Valparaiso Community Schools Superintendent Michael Berta explained the process that led up to his recommendation a month ago, and the board's authorization for him to finalize a contract with the Valparaiso-based company.
Berta said Lumenus would have provided tutors and guidance counselors to help with the students' needs, and the students would have paid $4,802.57 each to the district, which is the standard tuition rate. That money also would have been used to hire any other staff needed.
The contract was never signed, but it would have been reviewed annually. It was withdrawn by Lumenus after questions and concerns were raised by teachers and residents following the board decision. Berta apologized "to anybody if they were offended" by his recommendation.
"My intent from the very beginning was to take care of our students and to offer them a program that would benefit everyone," he said.
Most of those who spoke at Thursday's meeting criticized the process that led to the decision for not including the teachers, other staff members or the community before a vote was taken. Some said the board should have done more investigation of Lumenus, which they said was only interested in making money and not educating students.
Even those disappointed by the withdrawal of the contract said more discussion was needed.
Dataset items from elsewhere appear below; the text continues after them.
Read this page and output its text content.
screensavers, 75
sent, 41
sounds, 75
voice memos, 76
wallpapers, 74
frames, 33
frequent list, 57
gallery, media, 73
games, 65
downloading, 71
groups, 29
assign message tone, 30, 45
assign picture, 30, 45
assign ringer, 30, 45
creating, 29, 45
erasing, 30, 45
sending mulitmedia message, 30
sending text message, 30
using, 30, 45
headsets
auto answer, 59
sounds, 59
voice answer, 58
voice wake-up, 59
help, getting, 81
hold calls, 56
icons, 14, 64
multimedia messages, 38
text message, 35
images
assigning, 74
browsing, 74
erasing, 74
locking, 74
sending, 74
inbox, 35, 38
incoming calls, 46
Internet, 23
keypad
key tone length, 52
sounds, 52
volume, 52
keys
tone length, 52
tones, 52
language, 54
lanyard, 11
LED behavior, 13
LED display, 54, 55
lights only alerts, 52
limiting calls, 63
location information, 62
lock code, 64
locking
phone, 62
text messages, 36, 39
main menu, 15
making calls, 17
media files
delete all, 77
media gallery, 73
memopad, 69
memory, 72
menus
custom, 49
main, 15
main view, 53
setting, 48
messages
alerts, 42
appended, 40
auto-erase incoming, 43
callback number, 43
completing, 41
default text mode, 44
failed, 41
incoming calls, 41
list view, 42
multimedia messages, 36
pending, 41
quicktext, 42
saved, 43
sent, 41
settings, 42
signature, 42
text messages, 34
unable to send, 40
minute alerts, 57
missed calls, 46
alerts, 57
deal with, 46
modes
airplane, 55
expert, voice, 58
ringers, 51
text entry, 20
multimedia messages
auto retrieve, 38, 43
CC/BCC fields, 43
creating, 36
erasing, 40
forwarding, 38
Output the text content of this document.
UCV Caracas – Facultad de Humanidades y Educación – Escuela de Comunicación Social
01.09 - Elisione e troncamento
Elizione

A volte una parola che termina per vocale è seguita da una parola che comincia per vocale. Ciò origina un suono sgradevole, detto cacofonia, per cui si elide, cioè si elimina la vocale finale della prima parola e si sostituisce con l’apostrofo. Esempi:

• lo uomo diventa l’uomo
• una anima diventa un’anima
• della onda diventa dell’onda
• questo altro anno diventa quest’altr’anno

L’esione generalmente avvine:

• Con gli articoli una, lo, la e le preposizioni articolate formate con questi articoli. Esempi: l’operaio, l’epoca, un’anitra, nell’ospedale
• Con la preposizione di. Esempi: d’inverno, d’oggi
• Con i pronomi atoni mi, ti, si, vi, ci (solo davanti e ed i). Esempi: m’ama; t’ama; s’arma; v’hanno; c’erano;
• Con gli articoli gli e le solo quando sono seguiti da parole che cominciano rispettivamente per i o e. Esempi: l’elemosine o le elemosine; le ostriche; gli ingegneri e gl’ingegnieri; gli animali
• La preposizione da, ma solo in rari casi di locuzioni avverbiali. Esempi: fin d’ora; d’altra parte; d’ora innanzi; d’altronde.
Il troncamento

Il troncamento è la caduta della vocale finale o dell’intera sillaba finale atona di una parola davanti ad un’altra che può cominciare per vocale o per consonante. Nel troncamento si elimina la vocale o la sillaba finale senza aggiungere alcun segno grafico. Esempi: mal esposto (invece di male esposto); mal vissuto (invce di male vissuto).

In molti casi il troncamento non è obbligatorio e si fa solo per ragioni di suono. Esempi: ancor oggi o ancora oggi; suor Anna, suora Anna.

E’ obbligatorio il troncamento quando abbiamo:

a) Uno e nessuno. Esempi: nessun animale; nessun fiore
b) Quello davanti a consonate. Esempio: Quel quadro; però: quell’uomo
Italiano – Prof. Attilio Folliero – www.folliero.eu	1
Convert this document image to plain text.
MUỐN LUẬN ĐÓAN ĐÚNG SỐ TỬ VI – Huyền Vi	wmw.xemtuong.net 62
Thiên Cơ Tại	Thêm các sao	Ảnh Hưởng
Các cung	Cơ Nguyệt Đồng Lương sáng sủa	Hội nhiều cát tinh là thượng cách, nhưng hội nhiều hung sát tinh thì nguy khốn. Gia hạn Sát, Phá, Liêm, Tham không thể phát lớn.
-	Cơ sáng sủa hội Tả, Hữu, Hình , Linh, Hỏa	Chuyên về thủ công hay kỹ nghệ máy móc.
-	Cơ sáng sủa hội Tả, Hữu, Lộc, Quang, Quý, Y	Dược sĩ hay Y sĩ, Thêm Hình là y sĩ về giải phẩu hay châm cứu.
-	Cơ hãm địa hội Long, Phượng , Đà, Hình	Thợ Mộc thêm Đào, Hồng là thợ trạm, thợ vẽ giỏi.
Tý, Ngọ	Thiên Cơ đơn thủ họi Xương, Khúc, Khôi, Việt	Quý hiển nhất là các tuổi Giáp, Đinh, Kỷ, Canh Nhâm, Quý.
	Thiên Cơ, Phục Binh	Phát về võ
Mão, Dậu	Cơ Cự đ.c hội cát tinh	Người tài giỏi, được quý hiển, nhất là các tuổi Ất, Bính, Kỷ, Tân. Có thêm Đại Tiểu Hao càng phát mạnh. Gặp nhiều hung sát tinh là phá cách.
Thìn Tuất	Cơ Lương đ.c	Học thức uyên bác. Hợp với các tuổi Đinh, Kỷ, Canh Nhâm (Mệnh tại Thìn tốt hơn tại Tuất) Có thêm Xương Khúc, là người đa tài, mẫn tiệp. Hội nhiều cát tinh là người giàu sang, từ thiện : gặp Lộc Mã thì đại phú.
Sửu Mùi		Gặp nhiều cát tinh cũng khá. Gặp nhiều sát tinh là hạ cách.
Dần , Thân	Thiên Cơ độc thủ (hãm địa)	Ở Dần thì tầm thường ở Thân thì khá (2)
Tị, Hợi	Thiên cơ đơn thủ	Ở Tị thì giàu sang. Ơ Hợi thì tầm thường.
Former Valparaiso Teachers Association President Charles Foster said the board failed to follow the state law in discussing Lumenus with the teachers.
"Even without the law, why would we not want to bring these matters to the light so questions can be answered," Foster said. "We can't solve problems unless we get them out in the light. It's how we stay successful as a school district."
Christopher Pupillo said if cultural exchange is so valuable, the district should be promoting its existing foreign exchange program. Others challenged the concept the Chinese students would receive cultural immersion when they would be living separately rather than with host families, as other exchange students do.
Lumenus CEO Eric Froelich said, "It was just an idea to bring students over to enrich their lives and enrich our students lives. Let's not kill the concept. Let's think of a way to make it work."
Berta, who is retiring in August, has said the issue will not be brought up again until a new superintendent is in place. The board is accepting applications through the end of the month and hopes to appoint someone in a couple of months.